Cobramos ao mar arrefecido

o alumínio que ferra a boca

a ossatura em que se fingem proezas;

anexamos apenas 

aqueles pequenos pedaços de pele

que ainda não tinham suado num beijo. 

E povoamos o dia 

com um copo de vinho

um poema indelével

a recordação de uma peça de teatro

toda a alquimia de que fomos autores

e toda aquela que os dias irascíveis saberão ter

por deixarmos 

em tatuada batuta mestra

as estrofes que dispensam fala

a amostra das palavras que colhem das árvores

as invisíveis armas a favor da indiferença. 

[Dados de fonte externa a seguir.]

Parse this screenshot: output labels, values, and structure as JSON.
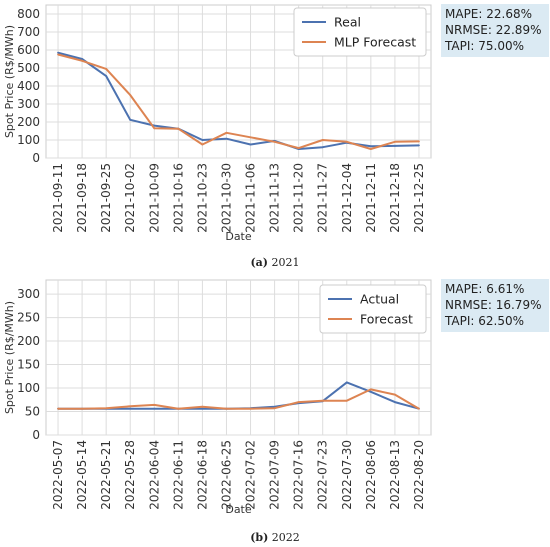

Injustiças indocumentadas (430)

Também

de conservadores de esquerda 

há notícia, 

habitam nos registos.

#3265

Hoje 

abraço uma janela 

que transige o luar.

16.9.24

Conta quilómetros

Despenteio o pensamento pesado

dou ao dia o desacontecimento grelhado

e na vetusta vitrine que viaja sobre o envelhecer

desato os pontos emaranhados

vírgulas em excesso avivando os vieses de outrora.

 

Vejo que não me valido nesses preparos

desejo que se deseja no desacato dos costumes

em sistemáticas perguntas que assimilam o saber 

em vez do harpejo que desarruma as lantejoulas

em equívocos acamados numa doca seca.

 

Vejo-me

na distância que há de mim aos lábios desalinhados

numa linha constante

desenhada por lídimos embaixadores

eles ou eu

no primeiro salto por cima do abismo

até encontrar 

as folhas desmatadas entre as mãos.

#3264

Deitam-se os faróis 

sobre a matéria válida do entendimento 

e nem assim 

a luz se abate sobre o dia timorato.

15.9.24

#3263

Somos muito dados aos ismos 

até nos tornarmos istas 

sem darmos conta das prisões

a que nos abraçamos. 

14.9.24

#3262

Na pose de abadessa 

com a pança opada 

de quem não se enfarta 

com o aroma do poder.

13.9.24

Injustiças indocumentadas (429)

Não dês a palavra 

que depois 

não ta devolvem.

Censo

Só de cedo ser

cego as certezas sábias

na seara onde sobra o sono

que pela certa sou incerto

e sondo os sinos assombrados

para ao serão soltar um seráfico sorriso

e ao sabor das sílabas

saber

o sabor incensado do saber

que não se encena.

#3261

O farol aceso 

mascara a noite 

com mil disfarces 

ao arrepio da mágoa.

12.9.24

#3260

Bebem pelas medalhas 

ufanos 

legitimamente,

antes não lhes vistam à força 

a bandeira.

11.9.24

Injustiças indocumentadas (428)

De um golpe alto

ninguém fala 

em protesto.

Injustiças indocumentadas (427)

Spin,

doctor.

#3259

No rebordo do dia 

o silêncio sobe 

ao veio dos sonhos.

10.9.24

Injustiças indocumentadas (426)

Na missa campal 

voaram salmos 

esgrimiram-se orações 

e as redenções andaram em saldo. 

#3258

Um cabresto 

para o gongórico 

a bem da humanidade.

9.9.24

Ambivalente

Um estorvo que não é daninho

a água fruída pelos lábios porosos

a caxemira que se entreteve nos dedos

o sobressalto herdado de um tempo remoto

os olhos lunares atravessados na estrada

a maré alta sem mastro onde hastear

as obras peregrinas que inventam a cidade.

Injustiças indocumentadas (425)

A sociedade está fraturada.

Abram alas aos ortopedistas.

#3257

Escoltas

sob o tédio exorcizado 

a maresia das palavras combustíveis.